Zur hälftigen Haftung wird zunächst auf die Ausführungen oben zur Berufung verwiesen. Soweit die Beklagten geltend machen, ein Sachverständigengutachten würde ergeben, dass die Klägerin den Unfall durch einen Fahrstreifenwechsel allein verursacht haben müsse, fehlt es an hinreichenden Anknüpfungstatsachen für die Einholung eines Unfallrekonstruktionsgutachtens. Insbesondere steht die Kollisionsstelle des PKW der Klägerin mit dem vom Beklagten gefahrenen LKW nicht fest und das Fahrzeug der Klägerin hat infolge des weiteren Zusammenstoßes mit dem von dem Zeugen L gefahrenen Fahrzeug im Gegenverkehr und des sich anschließenden Schleuderns gegen einen Betonpoller am Rande des Gehweges in erheblichen Maße weitere Schäden erlitten.

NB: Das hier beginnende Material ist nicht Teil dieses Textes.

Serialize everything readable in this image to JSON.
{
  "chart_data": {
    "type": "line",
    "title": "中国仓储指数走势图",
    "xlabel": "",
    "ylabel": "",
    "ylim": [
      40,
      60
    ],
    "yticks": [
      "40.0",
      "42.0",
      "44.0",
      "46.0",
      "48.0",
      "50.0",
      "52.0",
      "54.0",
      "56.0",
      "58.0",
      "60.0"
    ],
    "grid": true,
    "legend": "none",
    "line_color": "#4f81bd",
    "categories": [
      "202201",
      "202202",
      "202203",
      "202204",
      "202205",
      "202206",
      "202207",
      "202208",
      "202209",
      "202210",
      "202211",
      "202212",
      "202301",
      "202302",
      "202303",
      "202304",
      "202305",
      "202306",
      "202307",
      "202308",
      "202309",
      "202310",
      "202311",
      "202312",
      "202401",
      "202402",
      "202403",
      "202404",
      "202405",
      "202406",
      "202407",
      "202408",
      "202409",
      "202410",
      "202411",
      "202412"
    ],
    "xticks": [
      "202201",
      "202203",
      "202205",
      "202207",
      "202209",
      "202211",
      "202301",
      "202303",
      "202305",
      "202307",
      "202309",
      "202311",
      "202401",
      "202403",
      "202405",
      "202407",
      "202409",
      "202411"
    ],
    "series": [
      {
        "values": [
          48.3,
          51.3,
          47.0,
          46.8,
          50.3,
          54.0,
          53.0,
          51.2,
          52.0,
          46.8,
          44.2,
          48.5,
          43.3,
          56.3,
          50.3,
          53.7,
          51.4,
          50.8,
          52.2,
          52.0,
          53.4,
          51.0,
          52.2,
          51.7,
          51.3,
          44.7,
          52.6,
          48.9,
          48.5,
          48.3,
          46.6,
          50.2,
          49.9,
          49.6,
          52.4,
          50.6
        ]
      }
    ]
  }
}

Die Höhe der vom Landgericht zuerkannten weiteren Schadenspositionen hat die Beklagte nicht im Einzelnen angegriffen.
Nach alledem sind sowohl die Berufung als auch die Anschlussberufung zurückzuweisen.

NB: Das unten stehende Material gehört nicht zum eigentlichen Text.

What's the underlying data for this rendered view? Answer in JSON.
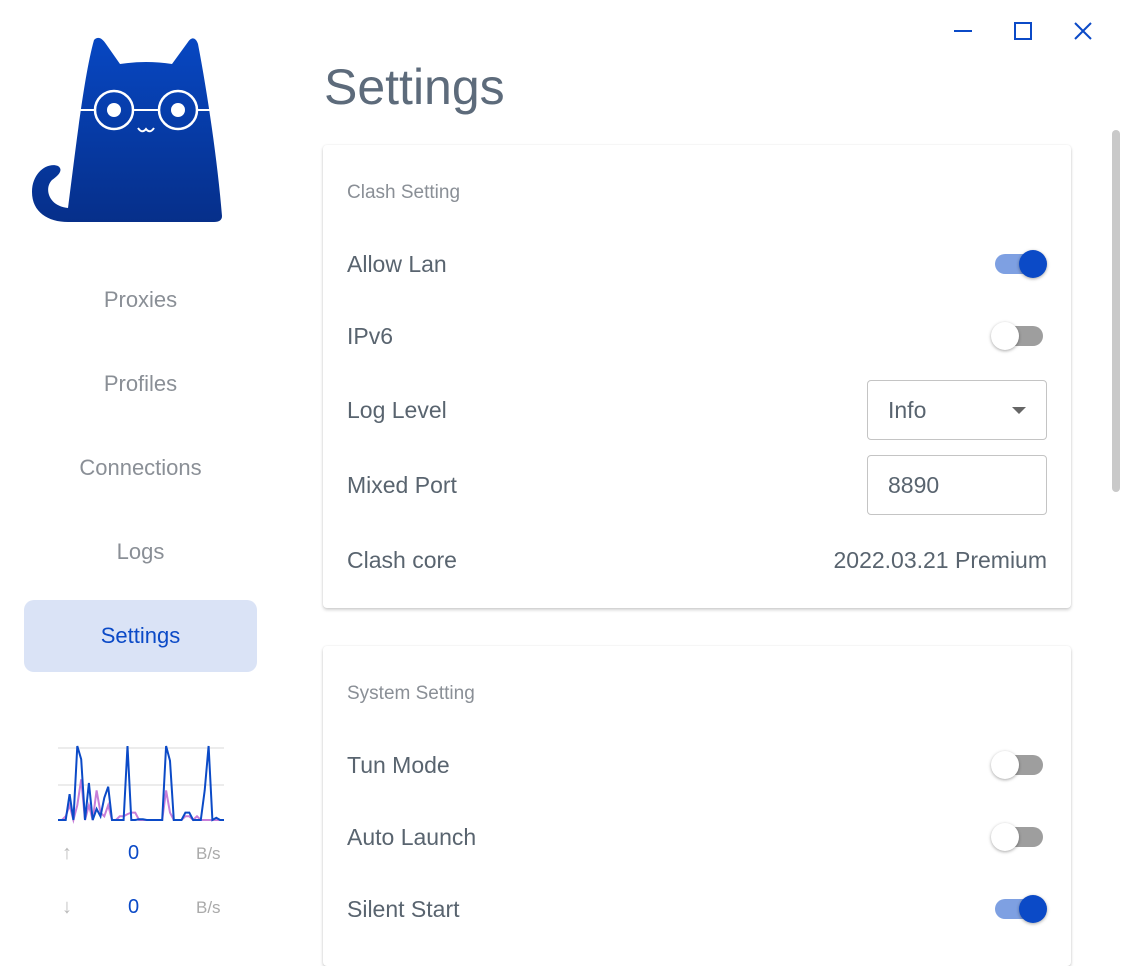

Die Kostenentscheidung, bei der berücksichtigt worden ist, dass sich der Streitwert durch die Anschlussberufung nicht erhöht hat, beruht auf § 97 Abs. 1 ZPO, die Entscheidung über die vorläufige Vollstreckbarkeit folgt aus §§ 708 Nr. 10, 713 ZPO (vgl. § 26 Nr. 8 EGZPO).

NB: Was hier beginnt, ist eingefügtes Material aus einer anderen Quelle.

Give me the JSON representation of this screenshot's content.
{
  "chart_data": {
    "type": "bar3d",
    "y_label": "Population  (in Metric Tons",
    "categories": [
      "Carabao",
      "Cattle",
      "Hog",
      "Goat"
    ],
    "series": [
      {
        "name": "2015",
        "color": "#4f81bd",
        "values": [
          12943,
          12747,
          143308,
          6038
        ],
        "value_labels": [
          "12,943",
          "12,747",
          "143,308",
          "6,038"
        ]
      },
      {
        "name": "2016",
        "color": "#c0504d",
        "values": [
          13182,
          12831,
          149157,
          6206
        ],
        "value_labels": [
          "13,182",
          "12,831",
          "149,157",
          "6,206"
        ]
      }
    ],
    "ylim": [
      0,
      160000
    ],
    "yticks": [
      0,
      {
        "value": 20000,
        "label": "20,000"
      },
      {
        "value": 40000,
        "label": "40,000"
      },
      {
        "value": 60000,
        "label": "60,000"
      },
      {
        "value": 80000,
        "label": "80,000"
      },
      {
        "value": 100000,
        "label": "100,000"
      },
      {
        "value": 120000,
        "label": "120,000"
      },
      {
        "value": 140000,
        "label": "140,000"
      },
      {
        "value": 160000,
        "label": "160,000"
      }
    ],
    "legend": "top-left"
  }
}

Die Revision hat der Senat nicht zugelassen, da keine Rechtsfragen von grundsätzlicher Bedeutung zu klären sind und auch die Fortbildung des Rechts oder die Sicherung einer einheitlichen Rechtsprechung keine Entscheidung des Revisionsgerichts erfordern (vgl. § 543 Abs. 2 Satz 1 ZPO).